Calculated Proton Uptake on Anaerobic Reduction of CytochromecOxidase: Is the Reaction Electroneutral?

Abstract

Cytochrome c oxidase is a transmembrane proton pump that builds an electrochemical gradient using chemical energy from the reduction of O₂. Ionization states of all residues were calculated with Multi-Conformation Continuum Electrostatics (MCCE) in seven anaerobic oxidase redox states ranging from fully oxidized to fully reduced. One long-standing problem is how proton uptake is coupled to the reduction of the active site binuclear center (BNC). The BNC has two cofactors: heme a₃ and Cu_B. If the protein needs to maintain electroneutrality, then 2 protons will be bound when the BNC is reduced by 2 electrons in the reductive half of the reaction cycle. The effective pK_as of ionizable residues around the BNC are evaluated in Rhodobacter sphaeroides cytochrome c oxidase. At pH 7, only a hydroxide coordinated to Cu_B shifts its pK_a from below 7 to above 7 and so picks up a proton when heme a₃ and Cu_B are reduced. Glu I-286, Tyr I-288, His I-334, and a second hydroxide on heme a₃ all have pK_as above 7 in all redox states, although they have only 1.6−3.5 ΔpK units energy cost for deprotonation. Thus, at equilibrium, they are protonated and cannot serve as proton acceptors. The propionic acids near the BNC are deprotonated with pK_as well below 7. They are well stabilized in their anionic state and do not bind a proton upon BNC reduction. This suggests that electroneutrality in the BNC is not maintained during the anaerobic reduction.
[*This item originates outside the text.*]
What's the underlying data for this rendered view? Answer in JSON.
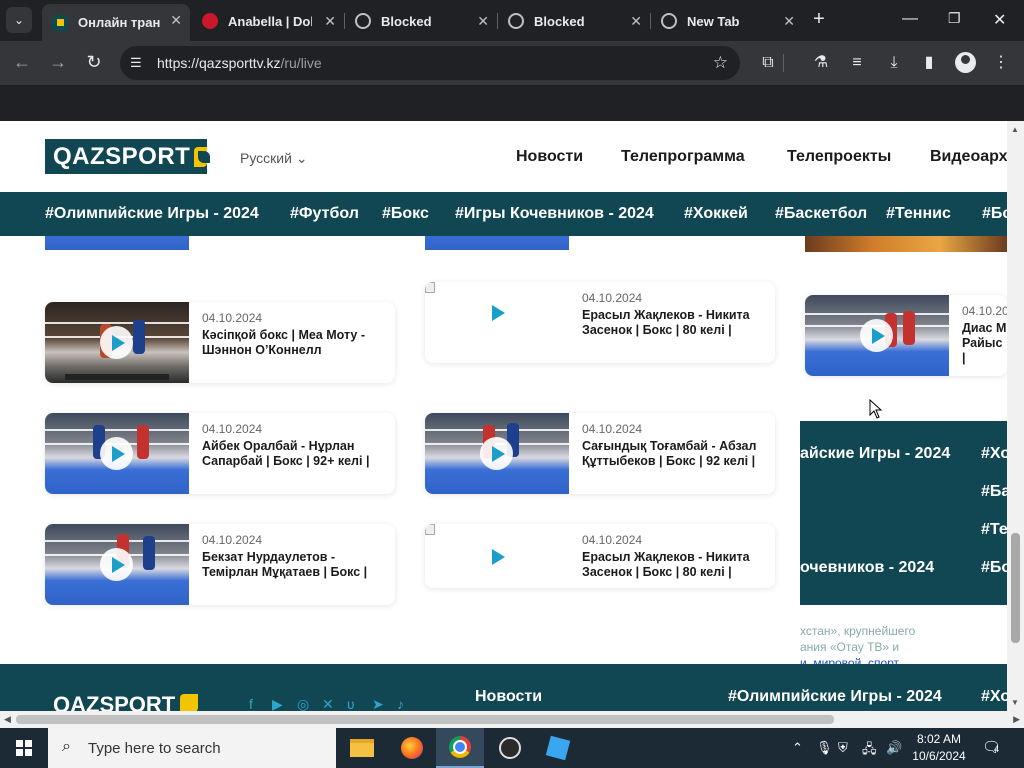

Proton uptake on reduction of Cu_A, heme a, heme a₃, and Cu_B shows ≈2.5 protons bound per 4 electrons, in agreement with prior experiments. One proton is bound by a hydroxyl group in the BNC and the rest to groups far from the BNC. The electrochemical midpoint potential (E_m) of heme a is calculated in the fully oxidized protein and with 1 or 2 electrons in the BNC. The E_m of heme a shifts down when the BNC is reduced, which agrees with prior experiments. If the BNC reduction is electroneutral, then the heme aE_m is independent of the BNC redox state.